Eu cá continuo a sonhar muito com a
voz da minha avó. Da minha avó, essa voz que foi desaparecendo nos últimos dez
anos. Assim como a minha avó. Mas isso sempre sonhei: quando eram sonhos bons
eram regados com as gargalhadas dela, com as suas conversas e piadas ou
simplesmente com o tic-tac do relógio de casa dela. Aquele relógio grande, no
cimo das escadas, cujo som embalava à noite e ajudava a dar um ritmo muito próprio
aos primeiros instantes do acordar. Era o ritmo de casa da avó, a casa onde eu
sempre gostei de estar, onde eu sempre queria estar, o ritmo que era ajudado
pelas mãos do avô que lhe dava sempre corda. O tic-tac que parou quando o avô
morreu e todos fomos apanhados na dor dessa perda tão repentina, tão
inesperada. O tic-tac parou e a casa da avó deixou de ser a mesma casa, com a
falta do nosso Xico e desse tic-tac que para mim era como que o coração dos
meus avós. Pedi à avó para não deixar morrer esse tic, esse tac. E ela lá foi
dando corda ao tic-tac do avô, enquanto me segredava - quando os “adultos”

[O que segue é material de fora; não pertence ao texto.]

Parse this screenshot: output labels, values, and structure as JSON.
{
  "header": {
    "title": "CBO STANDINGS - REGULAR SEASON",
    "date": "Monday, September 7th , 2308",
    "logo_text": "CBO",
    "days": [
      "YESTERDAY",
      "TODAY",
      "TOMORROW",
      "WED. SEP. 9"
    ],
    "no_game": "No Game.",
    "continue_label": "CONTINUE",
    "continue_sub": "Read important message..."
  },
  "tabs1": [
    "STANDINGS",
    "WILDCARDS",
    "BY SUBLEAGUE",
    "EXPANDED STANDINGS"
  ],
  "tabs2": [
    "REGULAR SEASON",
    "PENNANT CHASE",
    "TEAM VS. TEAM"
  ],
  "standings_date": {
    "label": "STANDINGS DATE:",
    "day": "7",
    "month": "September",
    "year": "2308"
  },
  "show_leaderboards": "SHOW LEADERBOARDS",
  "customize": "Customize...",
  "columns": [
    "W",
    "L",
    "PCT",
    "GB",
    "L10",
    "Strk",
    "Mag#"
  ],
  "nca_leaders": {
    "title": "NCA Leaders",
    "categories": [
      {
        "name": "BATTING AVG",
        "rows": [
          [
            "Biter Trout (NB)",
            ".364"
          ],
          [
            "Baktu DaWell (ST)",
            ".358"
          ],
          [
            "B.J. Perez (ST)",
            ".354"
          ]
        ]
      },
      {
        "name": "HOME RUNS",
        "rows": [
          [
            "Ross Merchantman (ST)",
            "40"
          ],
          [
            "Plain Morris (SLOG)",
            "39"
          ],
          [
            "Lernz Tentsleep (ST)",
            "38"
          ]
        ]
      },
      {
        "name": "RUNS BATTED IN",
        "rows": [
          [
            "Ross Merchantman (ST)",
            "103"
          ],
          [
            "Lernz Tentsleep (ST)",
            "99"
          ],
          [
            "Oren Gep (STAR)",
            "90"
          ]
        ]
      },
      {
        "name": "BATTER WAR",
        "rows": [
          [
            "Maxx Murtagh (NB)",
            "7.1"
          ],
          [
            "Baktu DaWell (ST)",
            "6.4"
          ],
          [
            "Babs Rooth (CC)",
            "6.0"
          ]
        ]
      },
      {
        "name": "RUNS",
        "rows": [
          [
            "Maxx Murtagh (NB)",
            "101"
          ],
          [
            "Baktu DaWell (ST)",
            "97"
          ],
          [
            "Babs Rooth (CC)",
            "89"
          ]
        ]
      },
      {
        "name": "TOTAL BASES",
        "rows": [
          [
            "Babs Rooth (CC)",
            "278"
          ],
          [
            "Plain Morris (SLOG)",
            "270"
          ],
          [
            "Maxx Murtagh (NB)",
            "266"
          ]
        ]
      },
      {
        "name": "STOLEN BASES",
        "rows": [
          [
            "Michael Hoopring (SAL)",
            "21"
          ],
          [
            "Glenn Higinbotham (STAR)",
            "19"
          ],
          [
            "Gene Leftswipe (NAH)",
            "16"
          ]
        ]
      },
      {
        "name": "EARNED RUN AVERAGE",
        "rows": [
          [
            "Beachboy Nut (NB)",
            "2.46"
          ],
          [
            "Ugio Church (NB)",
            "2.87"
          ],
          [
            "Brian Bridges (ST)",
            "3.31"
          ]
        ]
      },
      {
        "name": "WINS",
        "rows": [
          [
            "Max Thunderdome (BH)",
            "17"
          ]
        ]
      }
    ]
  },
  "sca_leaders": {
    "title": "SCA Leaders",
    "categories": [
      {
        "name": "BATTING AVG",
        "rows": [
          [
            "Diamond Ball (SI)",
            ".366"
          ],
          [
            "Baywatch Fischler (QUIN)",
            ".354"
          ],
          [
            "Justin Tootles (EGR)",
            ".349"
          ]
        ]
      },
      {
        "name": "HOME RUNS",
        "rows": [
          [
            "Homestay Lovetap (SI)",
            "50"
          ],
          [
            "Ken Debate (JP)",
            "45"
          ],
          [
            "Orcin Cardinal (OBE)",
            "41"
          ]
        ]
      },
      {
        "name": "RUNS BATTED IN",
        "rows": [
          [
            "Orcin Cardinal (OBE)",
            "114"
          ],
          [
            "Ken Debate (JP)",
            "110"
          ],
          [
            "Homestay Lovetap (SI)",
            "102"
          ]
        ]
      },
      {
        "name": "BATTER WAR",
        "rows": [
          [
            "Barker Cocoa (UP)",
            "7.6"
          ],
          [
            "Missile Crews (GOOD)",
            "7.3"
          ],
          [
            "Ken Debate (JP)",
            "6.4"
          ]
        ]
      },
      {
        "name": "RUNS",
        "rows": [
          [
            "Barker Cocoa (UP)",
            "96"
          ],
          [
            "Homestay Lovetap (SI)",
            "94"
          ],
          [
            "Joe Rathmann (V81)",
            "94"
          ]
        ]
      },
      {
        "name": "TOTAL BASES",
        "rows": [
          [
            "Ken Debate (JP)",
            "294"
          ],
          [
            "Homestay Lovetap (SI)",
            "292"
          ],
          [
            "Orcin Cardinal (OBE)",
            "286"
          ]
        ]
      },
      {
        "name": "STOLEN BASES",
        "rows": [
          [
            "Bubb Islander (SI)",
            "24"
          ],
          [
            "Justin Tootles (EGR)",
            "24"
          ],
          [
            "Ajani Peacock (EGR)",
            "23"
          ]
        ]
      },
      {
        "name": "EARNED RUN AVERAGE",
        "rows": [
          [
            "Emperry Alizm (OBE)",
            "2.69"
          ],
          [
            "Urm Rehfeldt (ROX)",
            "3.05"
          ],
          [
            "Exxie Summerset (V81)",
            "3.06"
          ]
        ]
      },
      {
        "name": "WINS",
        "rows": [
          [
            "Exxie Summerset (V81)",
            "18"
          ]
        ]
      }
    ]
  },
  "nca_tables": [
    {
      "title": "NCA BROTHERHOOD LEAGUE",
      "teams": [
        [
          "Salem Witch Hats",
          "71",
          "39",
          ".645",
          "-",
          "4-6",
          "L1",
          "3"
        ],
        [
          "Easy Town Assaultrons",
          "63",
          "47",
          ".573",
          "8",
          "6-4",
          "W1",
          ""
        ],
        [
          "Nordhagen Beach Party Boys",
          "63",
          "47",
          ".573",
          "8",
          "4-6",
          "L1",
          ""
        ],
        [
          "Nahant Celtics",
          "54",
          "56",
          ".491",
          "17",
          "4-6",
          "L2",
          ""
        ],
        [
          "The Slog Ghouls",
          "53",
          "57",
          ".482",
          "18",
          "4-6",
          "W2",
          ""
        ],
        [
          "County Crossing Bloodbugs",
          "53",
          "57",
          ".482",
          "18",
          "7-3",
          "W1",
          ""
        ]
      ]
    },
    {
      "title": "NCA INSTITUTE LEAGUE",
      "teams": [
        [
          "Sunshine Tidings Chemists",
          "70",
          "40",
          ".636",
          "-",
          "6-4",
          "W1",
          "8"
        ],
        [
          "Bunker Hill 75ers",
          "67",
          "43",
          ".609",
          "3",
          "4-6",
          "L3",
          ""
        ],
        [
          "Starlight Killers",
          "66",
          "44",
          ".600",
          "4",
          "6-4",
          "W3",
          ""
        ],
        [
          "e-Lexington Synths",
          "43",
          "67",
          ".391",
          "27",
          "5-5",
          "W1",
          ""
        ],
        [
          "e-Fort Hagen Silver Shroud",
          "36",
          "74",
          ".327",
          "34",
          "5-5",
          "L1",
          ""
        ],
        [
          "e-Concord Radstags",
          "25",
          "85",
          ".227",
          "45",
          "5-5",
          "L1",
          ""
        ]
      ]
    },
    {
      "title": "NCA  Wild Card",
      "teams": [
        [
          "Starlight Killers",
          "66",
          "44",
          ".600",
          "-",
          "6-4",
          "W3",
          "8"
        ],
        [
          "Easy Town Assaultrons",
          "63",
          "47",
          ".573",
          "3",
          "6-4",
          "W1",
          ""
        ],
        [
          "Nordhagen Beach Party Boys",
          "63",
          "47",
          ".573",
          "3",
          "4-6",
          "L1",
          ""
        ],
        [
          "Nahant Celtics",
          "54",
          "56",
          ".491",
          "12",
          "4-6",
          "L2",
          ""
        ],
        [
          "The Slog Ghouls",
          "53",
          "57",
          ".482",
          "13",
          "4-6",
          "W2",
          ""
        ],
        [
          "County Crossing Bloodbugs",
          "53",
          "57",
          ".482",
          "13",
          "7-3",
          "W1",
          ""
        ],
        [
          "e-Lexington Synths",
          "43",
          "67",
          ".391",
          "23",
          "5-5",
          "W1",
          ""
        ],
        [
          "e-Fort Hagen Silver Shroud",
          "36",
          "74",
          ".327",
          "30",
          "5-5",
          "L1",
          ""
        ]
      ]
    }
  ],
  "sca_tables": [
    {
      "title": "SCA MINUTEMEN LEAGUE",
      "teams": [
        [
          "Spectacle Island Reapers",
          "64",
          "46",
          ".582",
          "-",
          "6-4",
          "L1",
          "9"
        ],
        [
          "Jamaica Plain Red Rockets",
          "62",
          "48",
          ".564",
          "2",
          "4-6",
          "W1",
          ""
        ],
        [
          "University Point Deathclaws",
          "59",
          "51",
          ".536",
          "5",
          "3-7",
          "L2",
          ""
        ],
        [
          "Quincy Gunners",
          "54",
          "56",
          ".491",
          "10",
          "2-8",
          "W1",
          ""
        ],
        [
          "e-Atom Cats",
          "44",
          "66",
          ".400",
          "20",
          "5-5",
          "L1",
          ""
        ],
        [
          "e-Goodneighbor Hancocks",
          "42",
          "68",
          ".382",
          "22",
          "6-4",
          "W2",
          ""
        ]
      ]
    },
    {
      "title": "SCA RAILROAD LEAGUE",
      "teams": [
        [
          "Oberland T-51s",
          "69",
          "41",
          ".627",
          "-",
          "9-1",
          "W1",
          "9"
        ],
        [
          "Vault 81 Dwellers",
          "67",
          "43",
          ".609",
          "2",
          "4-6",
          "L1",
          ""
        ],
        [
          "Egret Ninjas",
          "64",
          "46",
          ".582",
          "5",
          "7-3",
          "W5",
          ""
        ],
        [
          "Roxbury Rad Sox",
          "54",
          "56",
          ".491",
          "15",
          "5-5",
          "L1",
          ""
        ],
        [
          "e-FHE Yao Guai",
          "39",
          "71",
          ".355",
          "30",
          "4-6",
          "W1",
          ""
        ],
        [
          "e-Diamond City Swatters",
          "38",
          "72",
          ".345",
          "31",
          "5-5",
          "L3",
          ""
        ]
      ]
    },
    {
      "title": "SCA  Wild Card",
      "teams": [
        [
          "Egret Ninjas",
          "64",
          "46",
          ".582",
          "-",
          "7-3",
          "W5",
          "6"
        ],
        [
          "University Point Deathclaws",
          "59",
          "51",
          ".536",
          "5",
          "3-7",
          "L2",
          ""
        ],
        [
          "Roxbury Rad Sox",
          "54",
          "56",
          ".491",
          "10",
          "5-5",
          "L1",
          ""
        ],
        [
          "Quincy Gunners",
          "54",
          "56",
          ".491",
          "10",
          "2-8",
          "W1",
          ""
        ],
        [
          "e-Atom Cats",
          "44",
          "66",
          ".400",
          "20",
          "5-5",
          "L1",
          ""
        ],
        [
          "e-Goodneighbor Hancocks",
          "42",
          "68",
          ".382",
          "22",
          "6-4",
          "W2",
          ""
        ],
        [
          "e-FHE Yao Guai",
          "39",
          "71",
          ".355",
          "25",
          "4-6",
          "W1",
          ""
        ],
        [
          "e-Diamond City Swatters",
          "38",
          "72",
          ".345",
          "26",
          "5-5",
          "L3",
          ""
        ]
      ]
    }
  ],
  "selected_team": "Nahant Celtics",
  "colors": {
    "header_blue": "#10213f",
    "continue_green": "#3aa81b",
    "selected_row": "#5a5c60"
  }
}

saíam da sala - que ainda não se tinha bem habituado à ideia da morte do avô, e
que ainda falava com ele, quando ninguém via. E perguntava-me se eu a achava
maluca por isso. Mal sabia ela que eu falava com eles os dois também em silêncio. E pedia
(peço) tantas desculpas ao meu avô por ter tido aquele pensamento tão mau
quando soube da sua morte. Porque quando o meu avô VôXico morreu, tinha eu uns
15 anos, eu só conseguia pensar “ainda bem que não foi a minha Jula”. Porque eu
não sabia bem como ia eu reagir ao desaparecimento da minha Jula. Sem saber
nessa altura que ela ia, em poucos anos, começar a começar a desaparecer. Aos
poucos, muito devagarinho.
Mas voltando aos sonhos. Os bons já
referi, mas muitos deles eram maus. Eram, exactamente, sobre a avó doente,
sobre a morte da minha Jula. O meu grande medo. Porque a avó Jula era um “eu”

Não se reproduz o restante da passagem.